Daily Business Review – This ‘8-Figure’ Miami Ruling Could Have Implications for Area Schools (March 17, 2022)
By Kluger Kaplan March 21, 2022
This ‘8-Figure’ Miami Ruling Could Have Implications for Area Schools
Greenberg Traurig was pitted against Kluger, Kaplan, Silverman, Katzen & Levine at the Third District Court of Appeal.
What You Need to Know
- An appellate court ruled that charter schools are entitled to voter referendum money for increasing teacher pay and school safety.
- The lead attorney for the appellants said among the implications of the ruling are that the money that will be allocated to charter schools will be in the tens of millions of dollars.
A Florida appellate ruled that a charter school is entitled to a share of property-tax money that Miami-Dade County voters approved for increasing teacher pay and school safety several years ago.
Alan J. Kluger, the managing partner for Kluger, Kaplan, Silverman, Katzen & Levine in Fort Lauderdale, represented Archimedean Academy Inc. and the City of Aventura against the School Board of Miami Dade County in the Third District Court of Appeal.
Kluger said if the school board’s exposure is held to be retroactive, the “eight-figure” ruling would have significant implications.
“Every charter school in Miami-Dade County is going to be able to go back against the school board for all the years they refused to give them referendum money,” Kluger said. “They owe the City of Aventura alone in excess of $3 million.”
Now, Miami-Dade Circuit Judge Barbara Areces will determine when the school board will share the money with the charter schools—pending a potential appeal by the Miami-Dade School Board to the Florida Supreme Court.
Jay A. Yagoda, a shareholder at Greenberg Traurig who is the lead attorney for the Miami-Dade School Board, did not respond to a request seeking comment on Wednesday.
The underlying dispute in this case stemmed from a referendum that Florida voters passed in November 2018 in which the state levied an additional 0.75 mills of property taxes for four years, according to court documents.
The point of contention centered on the fact that charter schools, which are public institutions operated by entities outside of the regular educational system, were not mentioned in the ballot measure.
But one year later, the legislature amended the 2018 version of Florida Statutes Sec. 1011.71(9), to include: “For the purpose of distributing taxes collected pursuant to this subsection, the term ‘school operational purposes’ includes charter schools sponsored by a school district.”
The amended version of the statute also provided that each school board must share the money with the charter schools in their county, depending on a formula that considers enrollment and other factors, court documents show.
When Archimedean and the city sought the money that they believed the Miami-Dade School Board owed them, Areces consolidated the cases.
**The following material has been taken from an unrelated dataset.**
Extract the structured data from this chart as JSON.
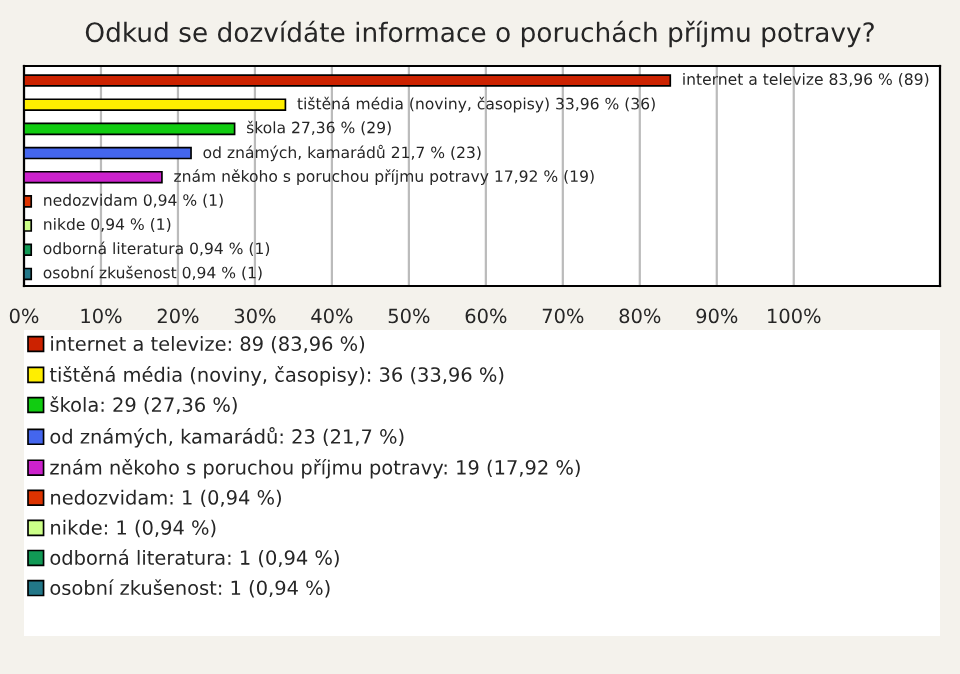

She ultimately ruled in favor of the Miami-Dade School Board, according to court documents.
However, Third DCA Judges Eric Hendon, Edwin Scales and Bronwyn Miller pointed to a similar ruling in the Fourth District Court of Appeal against the School District of Palm Beach County in which they must allocate money to the charter schools.
The Third DCA ruled that the language in the Palm Beach County referendum that specifically excluded charter schools and the language in the Miami-Dade referendum that excluded charter schools by omission had the same result—the counties’ referendum had to be interpreted in a manner consistent with state law.
Students who are “enrolled in a charter school, regardless of the sponsorship, shall be funded as if they are in a basic program or a special program, the same as students enrolled in other public schools in the school district,” according to the opinion.
The appellate judges added that the “funding of charter schools must be on a pro-rata share based on the number of each school’s weighted full-time equivalent students from ‘funds from the school district’s current operating discretionary millage levy.’”
But the Third DCA sidestepped the issue of when the sharing of funds generated from the 2018 referendum must commence, leaving the power with Areces to conduct the remaining hearings, evidentiary or otherwise, to reach a conclusion.
Meanwhile, Kluger noted that the appellate ruling determined that charter schools must be treated the same as public schools.
“Charter schools are public schools,” Kluger said. “That’s what this opinion says.”